New map reveals more watery ice on Pluto

NASA's New Horizons spacecraft’s latest released data has pointed towards more prevalent water ice on the surface of Pluto than thought earlier.

A false colored picture obtained from observations in infrared light by the Ralph/Linear Etalon Imaging Spectral Array (LEISA) instrument has shown the parts where the spectral features of water ice are in abundance on the surface of Pluto.

The image is based on two LEISA scans of the dwarf planet derived on July 14, 2015, from a range of nearly 67,000 miles.

Both the scans have been taken at a difference of nearly 15 minutes, and were stitched into a combined multispectral Pluto ‘data cube’ that covered the full hemisphere evident to New Horizons when it flew past the dwarf planet. This type of data cube is a three-dimensional array wherein a picture of Pluto is created at each LEISA-sensitive wavelength.

Water ice is called the crustal ‘bedrock’ of Pluto on which its more volatile ice draws their seasonally changing patterns. The final map has been achieved after initial New Horizons maps of water ice bedrock on Pluto compared LEISA spectra with a pure water ice template spectrum.

The technique has a drawback that methane ice easily masks water ice's spectral signature so that map was just sensitive to sites that were mainly rich in water ice and/or depleted in methane.

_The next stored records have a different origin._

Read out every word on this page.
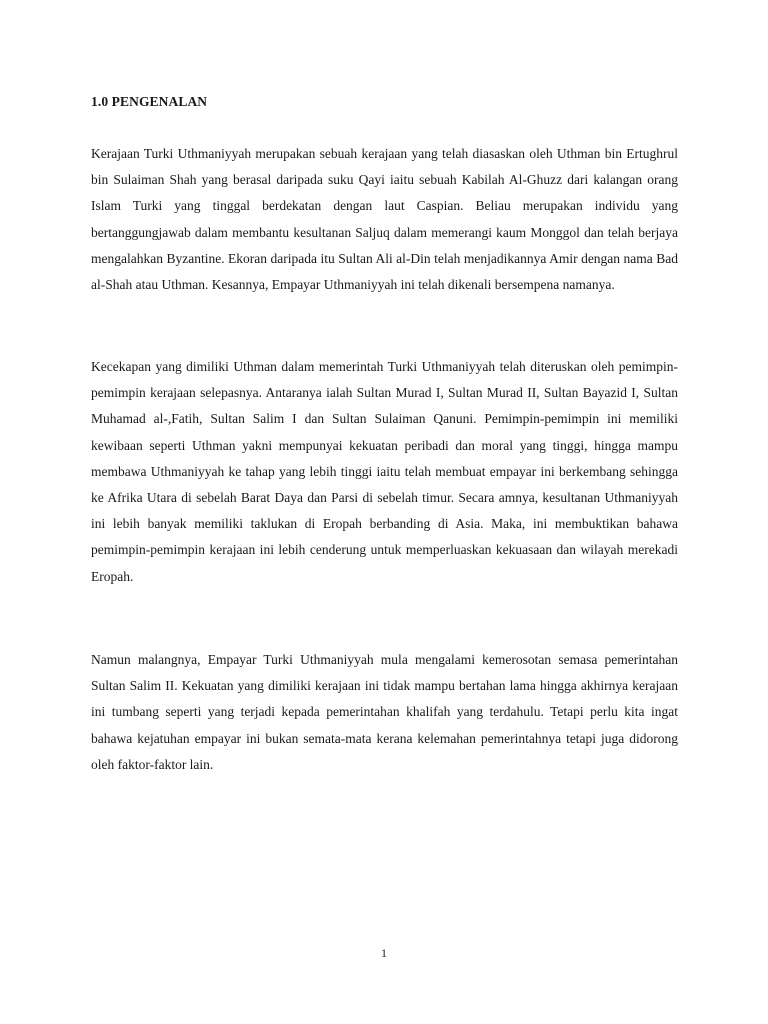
1.0 PENGENALAN

Kerajaan Turki Uthmaniyyah merupakan sebuah kerajaan yang telah diasaskan oleh Uthman bin Ertughrul bin Sulaiman Shah yang berasal daripada suku Qayi iaitu sebuah Kabilah Al-Ghuzz dari kalangan orang Islam Turki yang tinggal berdekatan dengan laut Caspian. Beliau merupakan individu yang bertanggungjawab dalam membantu kesultanan Saljuq dalam memerangi kaum Monggol dan telah berjaya mengalahkan Byzantine. Ekoran daripada itu Sultan Ali al-Din telah menjadikannya Amir dengan nama Bad al-Shah atau Uthman. Kesannya, Empayar Uthmaniyyah ini telah dikenali bersempena namanya.

Kecekapan yang dimiliki Uthman dalam memerintah Turki Uthmaniyyah telah diteruskan oleh pemimpin-pemimpin kerajaan selepasnya. Antaranya ialah Sultan Murad I, Sultan Murad II, Sultan Bayazid I, Sultan Muhamad al-,Fatih, Sultan Salim I dan Sultan Sulaiman Qanuni. Pemimpin-pemimpin ini memiliki kewibaan seperti Uthman yakni mempunyai kekuatan peribadi dan moral yang tinggi, hingga mampu membawa Uthmaniyyah ke tahap yang lebih tinggi iaitu telah membuat empayar ini berkembang sehingga ke Afrika Utara di sebelah Barat Daya dan Parsi di sebelah timur. Secara amnya, kesultanan Uthmaniyyah ini lebih banyak memiliki taklukan di Eropah berbanding di Asia. Maka, ini membuktikan bahawa pemimpin-pemimpin kerajaan ini lebih cenderung untuk memperluaskan kekuasaan dan wilayah merekadi Eropah.

Namun malangnya, Empayar Turki Uthmaniyyah mula mengalami kemerosotan semasa pemerintahan Sultan Salim II. Kekuatan yang dimiliki kerajaan ini tidak mampu bertahan lama hingga akhirnya kerajaan ini tumbang seperti yang terjadi kepada pemerintahan khalifah yang terdahulu. Tetapi perlu kita ingat bahawa kejatuhan empayar ini bukan semata-mata kerana kelemahan pemerintahnya tetapi juga didorong oleh faktor-faktor lain.

1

The other method used is quite more sensitive, involving modeling the contributions of various ices of Pluto all together. The second method also has a flaw that it can just map the ices included in the model, however, the team has been continually adding more data, making the model better.

The new map has come up with a significant discovery that shows exposed water ice to be notably more widespread throughout the surface of the dwarf planet than was previously known.